Sen. Burr promises bipartisan review of Russian hacking
WASHINGTON — In the first open U.S. Senate intelligence hearing since federal officials released to the public a declassified account of Russian hacking prior to the 2016 presidential election, Sen. Richard Burr said Tuesday that American values are “under assault,” but he tried to send a reassuring message that “our democracy is not at risk.”
“I know that the public disclosure of these activities surprised many,” said Burr, a North Carolina Republican who chairs the Senate Intelligence Committee. “The notion that another state would attempt to interfere in our elections is troubling.”
Burr said he doesn’t doubt U.S. intelligence agencies’ findings of deliberate Russian interference to discredit Democratic presidential nominee Hillary Clinton and, more broadly, to attempt to undermine confidence in the U.S. government.
Burr promised the Senate Intelligence Committee will conduct an independent, bipartisan review of what the CIA, the FBI and the director of national intelligence call a multifaceted and aggressive “influence campaign,” directed by Russia’s highest-ranking government officials and President Vladimir Putin.
Separately, Burr wants to know who among federal intelligence employees had early access to the hacking report released last Friday, he told McClatchy in an interview after the hearing. Some details in the still-secret report were published last Friday by at least one national news outlet.
President-elect Donald Trump angrily tweeted on Friday that “classified and/or highly confidential” information had been leaked to NBC prior to intelligence officials briefing him on the report. Later, Trump tweeted that he would ask Burr and the head of the House Intelligence Committee, Rep. Devin Nunes, R-Calif., to investigate “top secret intelligence shared with NBC prior to me seeing it.”
Burr said he plans to ask for a list of “the pool of individuals that knew the content of this report prior to the president being briefed, the ‘Gang of Eight’ being briefed and the president-elect being briefed.”
“So I have some idea as to how big the pool of individuals are that may have leaked a story to NBC, accurate or not accurate,” Burr said.

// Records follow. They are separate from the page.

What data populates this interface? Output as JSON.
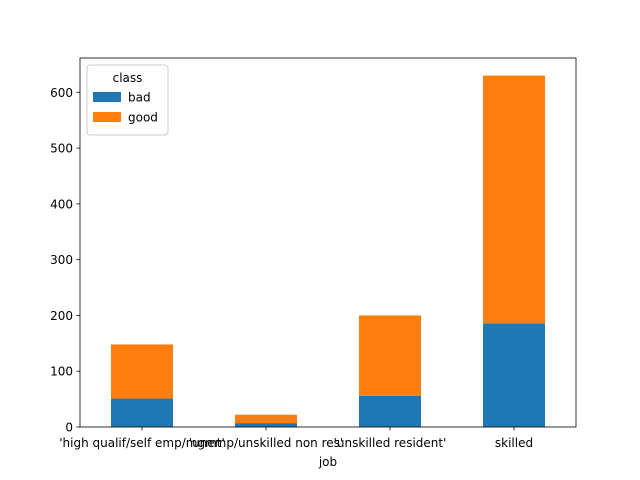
{
  "chart_data": {
    "type": "bar",
    "stacked": true,
    "categories": [
      "'high qualif/self emp/mgmt'",
      "'unemp/unskilled non res'",
      "'unskilled resident'",
      "skilled"
    ],
    "series": [
      {
        "name": "bad",
        "values": [
          51,
          7,
          56,
          186
        ],
        "color": "#1f77b4"
      },
      {
        "name": "good",
        "values": [
          97,
          15,
          144,
          444
        ],
        "color": "#ff7f0e"
      }
    ],
    "xlabel": "job",
    "ylabel": "",
    "ylim": [
      0,
      661.5
    ],
    "yticks": [
      0,
      100,
      200,
      300,
      400,
      500,
      600
    ],
    "legend": {
      "title": "class",
      "placement": "top-left"
    },
    "grid": false
  }
}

Burr didn’t say whether Trump had personally contacted him about it. U.S. Sen. Tom Cotton, R-Ark., said Tuesday that he wanted the committee to look into the media leak.
“It would be the normal request that the committee would make regardless of whether we had had a referral from an individual, because the committee’s responsibility is the security of information and data. So if somebody has breached their authority ... they should be pursued,” Burr said.